Além de mencionar a conivência da administração estadual com a formação do cartel, o funcionário vai além, ao dizer que o próprio governo “pressionava” para que houvesse acordo entre as empresas, apesar dos prejuízos ocasionados pela prática anticompetitiva, que também são citados no diário.

Em fevereiro de 2000, o funcionário escreveu: “por pressão do cliente a união entre Alstom, Ttraz, Adtranz Mitsui e Siemens para divisão do fornecimento torna-se contratual, com planilha de preços, sem data.
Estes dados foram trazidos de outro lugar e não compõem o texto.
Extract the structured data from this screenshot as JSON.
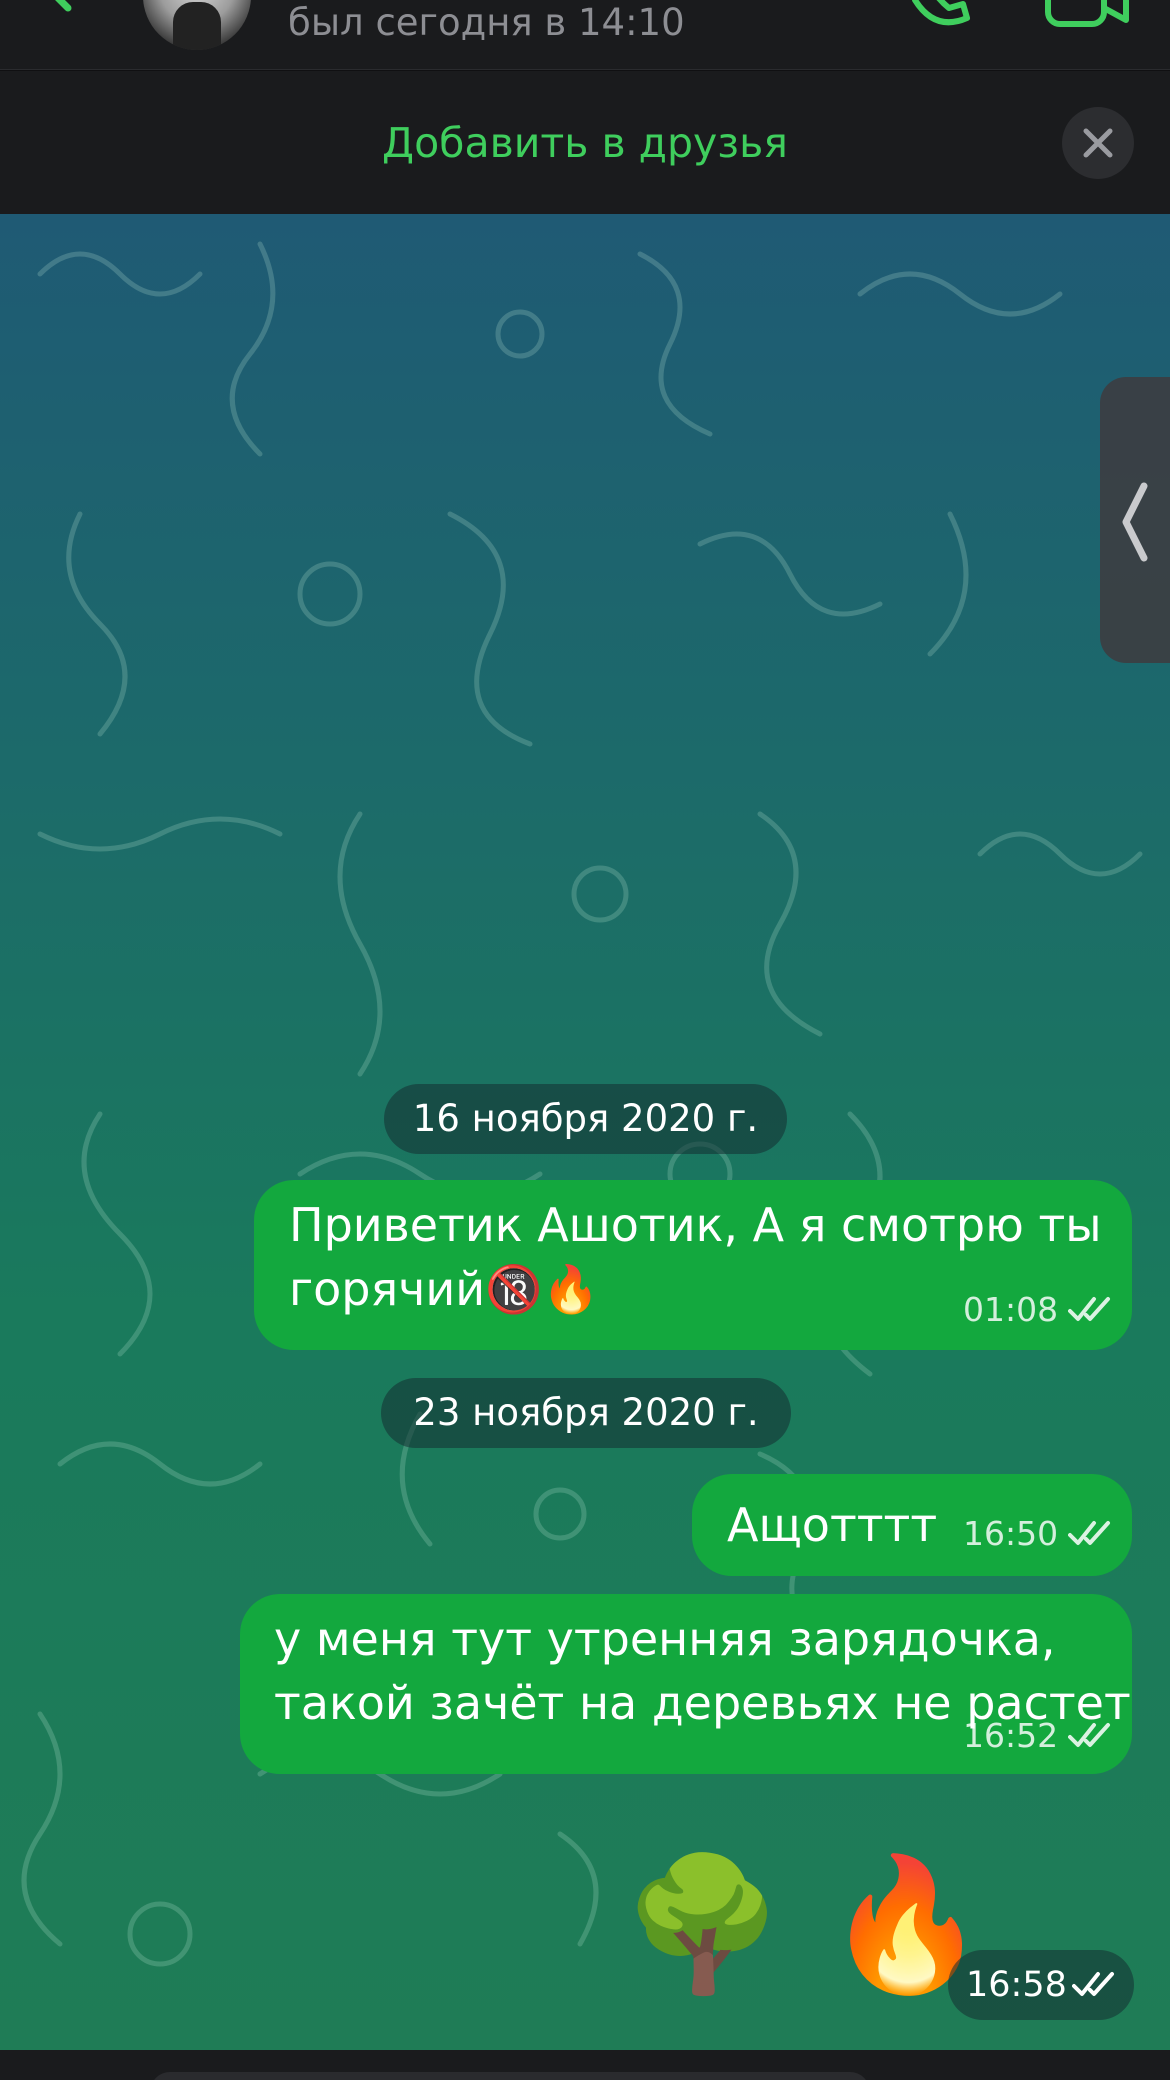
{
  "header": {
    "last_seen": "был сегодня в 14:10"
  },
  "add_friend": {
    "label": "Добавить в друзья"
  },
  "messages": [
    {
      "kind": "date",
      "label": "16 ноября 2020 г."
    },
    {
      "kind": "outgoing",
      "line1": "Приветик Ашотик, А я смотрю ты",
      "line2": "горячий🔞🔥",
      "time": "01:08",
      "status": "read"
    },
    {
      "kind": "date",
      "label": "23 ноября 2020 г."
    },
    {
      "kind": "outgoing",
      "line1": "Ащотттт",
      "time": "16:50",
      "status": "read"
    },
    {
      "kind": "outgoing",
      "line1": "у меня тут утренняя зарядочка,",
      "line2": "такой зачёт на деревьях не растет",
      "time": "16:52",
      "status": "read"
    },
    {
      "kind": "outgoing-emoji",
      "emoji": "🌳 🔥",
      "time": "16:58",
      "status": "read"
    }
  ],
  "colors": {
    "accent": "#3fce5d",
    "bubble": "#13a83e",
    "header_bg": "#1a1b1d"
  },
  "icons": [
    "back-chevron-icon",
    "phone-icon",
    "video-camera-icon",
    "close-icon",
    "chevron-left-icon",
    "double-check-icon"
  ]
}
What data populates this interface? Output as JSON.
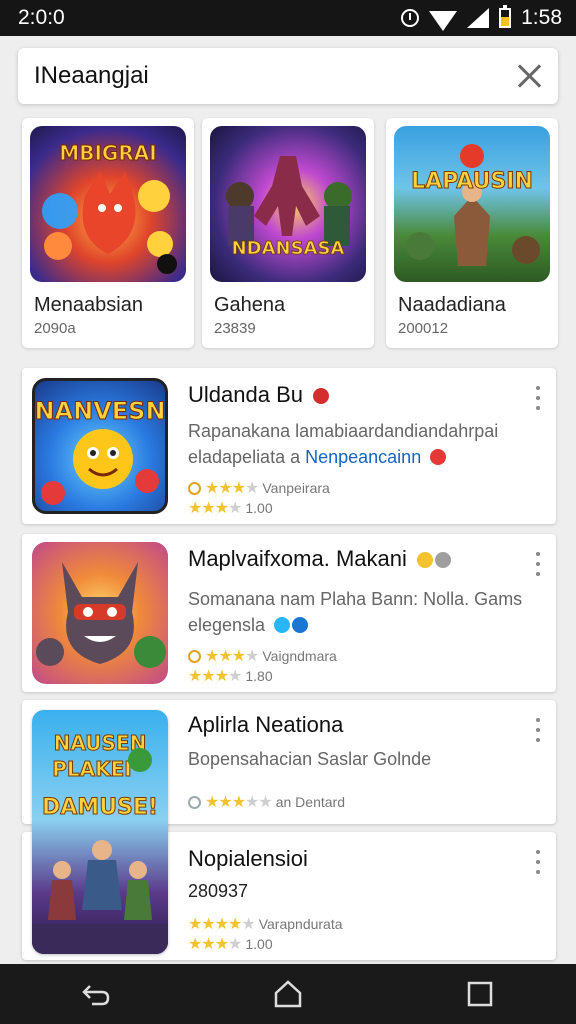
{
  "status": {
    "left_time": "2:0:0",
    "right_time": "1:58"
  },
  "search": {
    "query": "INeaangjai"
  },
  "featured": [
    {
      "name": "Menaabsian",
      "count": "2090a",
      "art": "MBIGRAI"
    },
    {
      "name": "Gahena",
      "count": "23839",
      "art": "NDANSASA"
    },
    {
      "name": "Naadadiana",
      "count": "200012",
      "art": "LAPAUSIN"
    }
  ],
  "apps": [
    {
      "title": "Uldanda Bu",
      "art": "NANVESN",
      "desc1": "Rapanakana lamabiaardandiandahrpai",
      "desc2_prefix": "eladapeliata a ",
      "desc2_link": "Nenpeancainn",
      "rating_label": "Vanpeirara",
      "rating_value": "1.00"
    },
    {
      "title": "Maplvaifxoma. Makani",
      "desc1": "Somanana nam Plaha Bann: Nolla. Gams",
      "desc2_prefix": "elegensla",
      "rating_label": "Vaigndmara",
      "rating_value": "1.80"
    },
    {
      "title": "Aplirla Neationa",
      "art_top": "NAUSEN",
      "art_mid": "PLAKEI",
      "art_bottom": "DAMUSE!",
      "desc1": "Bopensahacian Saslar Golnde",
      "rating_label": "an Dentard"
    },
    {
      "title": "Nopialensioi",
      "count": "280937",
      "rating_label": "Varapndurata",
      "rating_value": "1.00"
    }
  ],
  "colors": {
    "accent_star": "#f2c230",
    "link": "#1565c0",
    "nav_bg": "#1a1a1a"
  }
}
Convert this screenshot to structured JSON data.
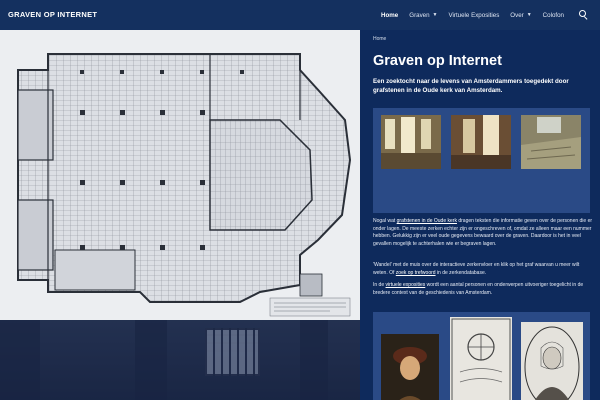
{
  "header": {
    "site_title": "GRAVEN OP INTERNET",
    "nav": [
      {
        "label": "Home",
        "active": true,
        "dropdown": false
      },
      {
        "label": "Graven",
        "active": false,
        "dropdown": true
      },
      {
        "label": "Virtuele Exposities",
        "active": false,
        "dropdown": false
      },
      {
        "label": "Over",
        "active": false,
        "dropdown": true
      },
      {
        "label": "Colofon",
        "active": false,
        "dropdown": false
      }
    ],
    "search_icon": "search-icon"
  },
  "breadcrumb": "Home",
  "title": "Graven op Internet",
  "intro": "Een zoektocht naar de levens van Amsterdammers toegedekt door grafstenen in de Oude kerk van Amsterdam.",
  "paragraph1": {
    "before": "Nogal wat ",
    "link": "grafstenen in de Oude kerk",
    "after": " dragen teksten die informatie geven over de personen die er onder lagen. De meeste zerken echter zijn er ongeschreven of, omdat ze alleen maar een nummer hebben. Gelukkig zijn er veel oude gegevens bewaard over de graven. Daardoor is het in veel gevallen mogelijk te achterhalen wie er begraven lagen."
  },
  "paragraph2": {
    "before": "'Wandel' met de muis over de interactieve zerkenvloer en klik op het graf waarvan u meer wilt weten. Of ",
    "link": "zoek op trefwoord",
    "after": " in de zerkendatabase."
  },
  "paragraph3": {
    "before": "In de ",
    "link": "virtuele exposities",
    "after": " wordt een aantal personen en onderwerpen uitvoeriger toegelicht in de bredere context van de geschiedenis van Amsterdam."
  },
  "colors": {
    "header_bg": "#14305f",
    "panel_bg": "#0e2a5c",
    "box_bg": "#2a4a86",
    "text": "#ffffff"
  }
}
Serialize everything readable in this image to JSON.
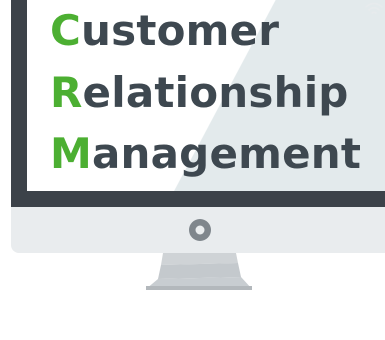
{
  "headline": {
    "lines": [
      {
        "initial": "C",
        "rest": "ustomer"
      },
      {
        "initial": "R",
        "rest": "elationship"
      },
      {
        "initial": "M",
        "rest": "anagement"
      }
    ]
  },
  "colors": {
    "accent": "#4caf32",
    "text": "#3e4850",
    "bezel": "#3c4249",
    "screen_shade": "#e3eaec",
    "chin": "#e9ecee",
    "stand": "#c8cdd1"
  },
  "icons": {
    "wifi": "wifi-icon",
    "power": "power-button-icon"
  }
}
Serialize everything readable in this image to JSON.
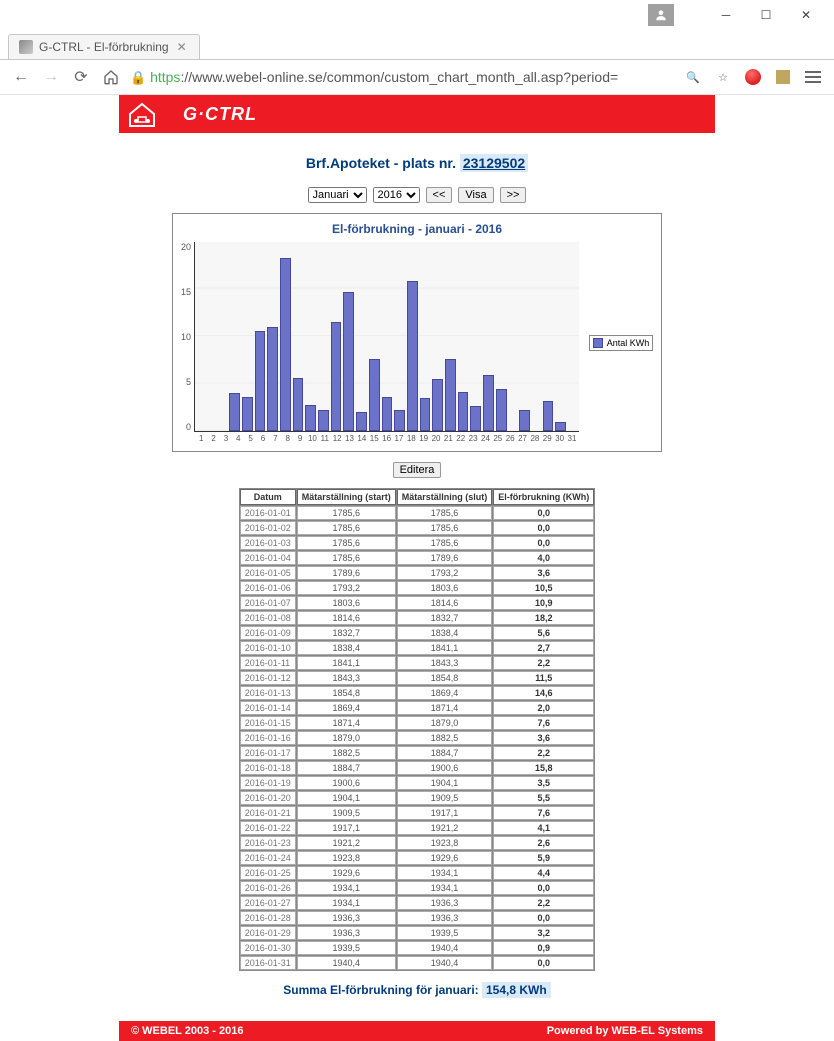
{
  "window": {
    "tab_title": "G-CTRL - El-förbrukning",
    "url_https": "https",
    "url_rest": "://www.webel-online.se/common/custom_chart_month_all.asp?period="
  },
  "banner": {
    "brand": "G·CTRL"
  },
  "header": {
    "prefix": "Brf.Apoteket - plats nr.",
    "id": "23129502"
  },
  "controls": {
    "month_options": [
      "Januari"
    ],
    "month_selected": "Januari",
    "year_options": [
      "2016"
    ],
    "year_selected": "2016",
    "prev": "<<",
    "show": "Visa",
    "next": ">>"
  },
  "chart_data": {
    "type": "bar",
    "title": "El-förbrukning - januari - 2016",
    "xlabel": "",
    "ylabel": "",
    "ylim": [
      0,
      20
    ],
    "yticks": [
      0,
      5,
      10,
      15,
      20
    ],
    "legend": "Antal KWh",
    "categories": [
      1,
      2,
      3,
      4,
      5,
      6,
      7,
      8,
      9,
      10,
      11,
      12,
      13,
      14,
      15,
      16,
      17,
      18,
      19,
      20,
      21,
      22,
      23,
      24,
      25,
      26,
      27,
      28,
      29,
      30,
      31
    ],
    "values": [
      0.0,
      0.0,
      0.0,
      4.0,
      3.6,
      10.5,
      10.9,
      18.2,
      5.6,
      2.7,
      2.2,
      11.5,
      14.6,
      2.0,
      7.6,
      3.6,
      2.2,
      15.8,
      3.5,
      5.5,
      7.6,
      4.1,
      2.6,
      5.9,
      4.4,
      0.0,
      2.2,
      0.0,
      3.2,
      0.9,
      0.0
    ]
  },
  "edit_button": "Editera",
  "table": {
    "cols": [
      "Datum",
      "Mätarställning (start)",
      "Mätarställning (slut)",
      "El-förbrukning (KWh)"
    ],
    "rows": [
      {
        "d": "2016-01-01",
        "s": "1785,6",
        "e": "1785,6",
        "v": "0,0"
      },
      {
        "d": "2016-01-02",
        "s": "1785,6",
        "e": "1785,6",
        "v": "0,0"
      },
      {
        "d": "2016-01-03",
        "s": "1785,6",
        "e": "1785,6",
        "v": "0,0"
      },
      {
        "d": "2016-01-04",
        "s": "1785,6",
        "e": "1789,6",
        "v": "4,0"
      },
      {
        "d": "2016-01-05",
        "s": "1789,6",
        "e": "1793,2",
        "v": "3,6"
      },
      {
        "d": "2016-01-06",
        "s": "1793,2",
        "e": "1803,6",
        "v": "10,5"
      },
      {
        "d": "2016-01-07",
        "s": "1803,6",
        "e": "1814,6",
        "v": "10,9"
      },
      {
        "d": "2016-01-08",
        "s": "1814,6",
        "e": "1832,7",
        "v": "18,2"
      },
      {
        "d": "2016-01-09",
        "s": "1832,7",
        "e": "1838,4",
        "v": "5,6"
      },
      {
        "d": "2016-01-10",
        "s": "1838,4",
        "e": "1841,1",
        "v": "2,7"
      },
      {
        "d": "2016-01-11",
        "s": "1841,1",
        "e": "1843,3",
        "v": "2,2"
      },
      {
        "d": "2016-01-12",
        "s": "1843,3",
        "e": "1854,8",
        "v": "11,5"
      },
      {
        "d": "2016-01-13",
        "s": "1854,8",
        "e": "1869,4",
        "v": "14,6"
      },
      {
        "d": "2016-01-14",
        "s": "1869,4",
        "e": "1871,4",
        "v": "2,0"
      },
      {
        "d": "2016-01-15",
        "s": "1871,4",
        "e": "1879,0",
        "v": "7,6"
      },
      {
        "d": "2016-01-16",
        "s": "1879,0",
        "e": "1882,5",
        "v": "3,6"
      },
      {
        "d": "2016-01-17",
        "s": "1882,5",
        "e": "1884,7",
        "v": "2,2"
      },
      {
        "d": "2016-01-18",
        "s": "1884,7",
        "e": "1900,6",
        "v": "15,8"
      },
      {
        "d": "2016-01-19",
        "s": "1900,6",
        "e": "1904,1",
        "v": "3,5"
      },
      {
        "d": "2016-01-20",
        "s": "1904,1",
        "e": "1909,5",
        "v": "5,5"
      },
      {
        "d": "2016-01-21",
        "s": "1909,5",
        "e": "1917,1",
        "v": "7,6"
      },
      {
        "d": "2016-01-22",
        "s": "1917,1",
        "e": "1921,2",
        "v": "4,1"
      },
      {
        "d": "2016-01-23",
        "s": "1921,2",
        "e": "1923,8",
        "v": "2,6"
      },
      {
        "d": "2016-01-24",
        "s": "1923,8",
        "e": "1929,6",
        "v": "5,9"
      },
      {
        "d": "2016-01-25",
        "s": "1929,6",
        "e": "1934,1",
        "v": "4,4"
      },
      {
        "d": "2016-01-26",
        "s": "1934,1",
        "e": "1934,1",
        "v": "0,0"
      },
      {
        "d": "2016-01-27",
        "s": "1934,1",
        "e": "1936,3",
        "v": "2,2"
      },
      {
        "d": "2016-01-28",
        "s": "1936,3",
        "e": "1936,3",
        "v": "0,0"
      },
      {
        "d": "2016-01-29",
        "s": "1936,3",
        "e": "1939,5",
        "v": "3,2"
      },
      {
        "d": "2016-01-30",
        "s": "1939,5",
        "e": "1940,4",
        "v": "0,9"
      },
      {
        "d": "2016-01-31",
        "s": "1940,4",
        "e": "1940,4",
        "v": "0,0"
      }
    ]
  },
  "summary": {
    "label": "Summa El-förbrukning för januari:",
    "value": "154,8 KWh"
  },
  "footer": {
    "left": "© WEBEL 2003 - 2016",
    "right": "Powered by WEB-EL Systems"
  }
}
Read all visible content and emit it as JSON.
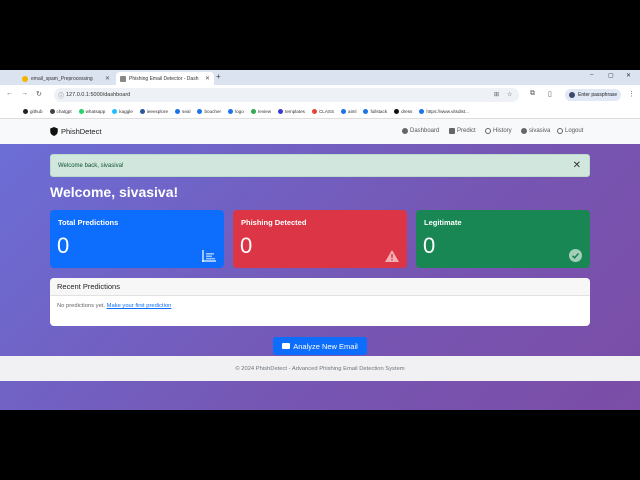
{
  "browser": {
    "tabs": [
      {
        "title": "email_spam_Preprocessing",
        "color": "#f4b400"
      },
      {
        "title": "Phishing Email Detector - Dash",
        "color": "#555"
      }
    ],
    "new_tab": "+",
    "window_controls": [
      "‒",
      "▢",
      "✕"
    ],
    "nav": {
      "back": "←",
      "forward": "→",
      "reload": "↻"
    },
    "url": "127.0.0.1:5000/dashboard",
    "passphrase_button": "Enter passphrase",
    "bookmarks": [
      {
        "label": "github",
        "color": "#222"
      },
      {
        "label": "chatgpt",
        "color": "#444"
      },
      {
        "label": "whatsapp",
        "color": "#25d366"
      },
      {
        "label": "kaggle",
        "color": "#20beff"
      },
      {
        "label": "ieeexplore",
        "color": "#2b5797"
      },
      {
        "label": "seal",
        "color": "#1a73e8"
      },
      {
        "label": "boucher",
        "color": "#1a73e8"
      },
      {
        "label": "logo",
        "color": "#1a73e8"
      },
      {
        "label": "review",
        "color": "#34a853"
      },
      {
        "label": "templates",
        "color": "#3b3bd1"
      },
      {
        "label": "CLASS",
        "color": "#ea4335"
      },
      {
        "label": "aiml",
        "color": "#1a73e8"
      },
      {
        "label": "fullstack",
        "color": "#1a73e8"
      },
      {
        "label": "dress",
        "color": "#111"
      },
      {
        "label": "https://www.vitsdist...",
        "color": "#1a73e8"
      }
    ]
  },
  "app": {
    "brand": "PhishDetect",
    "nav": {
      "dashboard": "Dashboard",
      "predict": "Predict",
      "history": "History",
      "user": "sivasiva",
      "logout": "Logout"
    },
    "alert": "Welcome back, sivasiva!",
    "alert_close": "✕",
    "welcome": "Welcome, sivasiva!",
    "cards": [
      {
        "title": "Total Predictions",
        "value": "0",
        "color": "#0d6efd",
        "icon": "bar-chart-icon"
      },
      {
        "title": "Phishing Detected",
        "value": "0",
        "color": "#dc3545",
        "icon": "warning-icon"
      },
      {
        "title": "Legitimate",
        "value": "0",
        "color": "#198754",
        "icon": "check-circle-icon"
      }
    ],
    "recent": {
      "title": "Recent Predictions",
      "empty_text": "No predictions yet.",
      "link": "Make your first prediction"
    },
    "analyze_button": "Analyze New Email",
    "footer": "© 2024 PhishDetect - Advanced Phishing Email Detection System"
  }
}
Alstom é a líder do consórcio, a Siemens um ‘subfornecedor nomeado’.”

Três meses antes, ele escreveu: “se, de acordo com o desejo do cliente, se chegar a um acordo, temos possibilidades em relação à parte da tração num preço alto”, escreveu o funcionário, se referindo ao benefício que a empresa poderia obter. Apesar de se referir ao governo como “cliente”, o nome do interlocutor do governo com a empresa não é citado no diário.

A licitação foi concluída em 2000 e contou com a participação de várias entre empresas, entre elas Siemens, Alstom, CAF e DaimlerChrysler. De acordo com a previsão do funcionário ao fim do diário, elas formaram um consórcio que concorreu sozinho e venceu a licitação, sem que houvesse livre concorrência na disputa pelo contrato. As empresas Mitsui e T’Trans foram subcontratadas pelo consórcio.

Simens e Alstom informaram por meio de notas oficiais que colaboram com as investigações do Cade e que não poderiam fornecer informações adicionais. O Cade, por suas vez, disse que as investigações correm sob sigilo.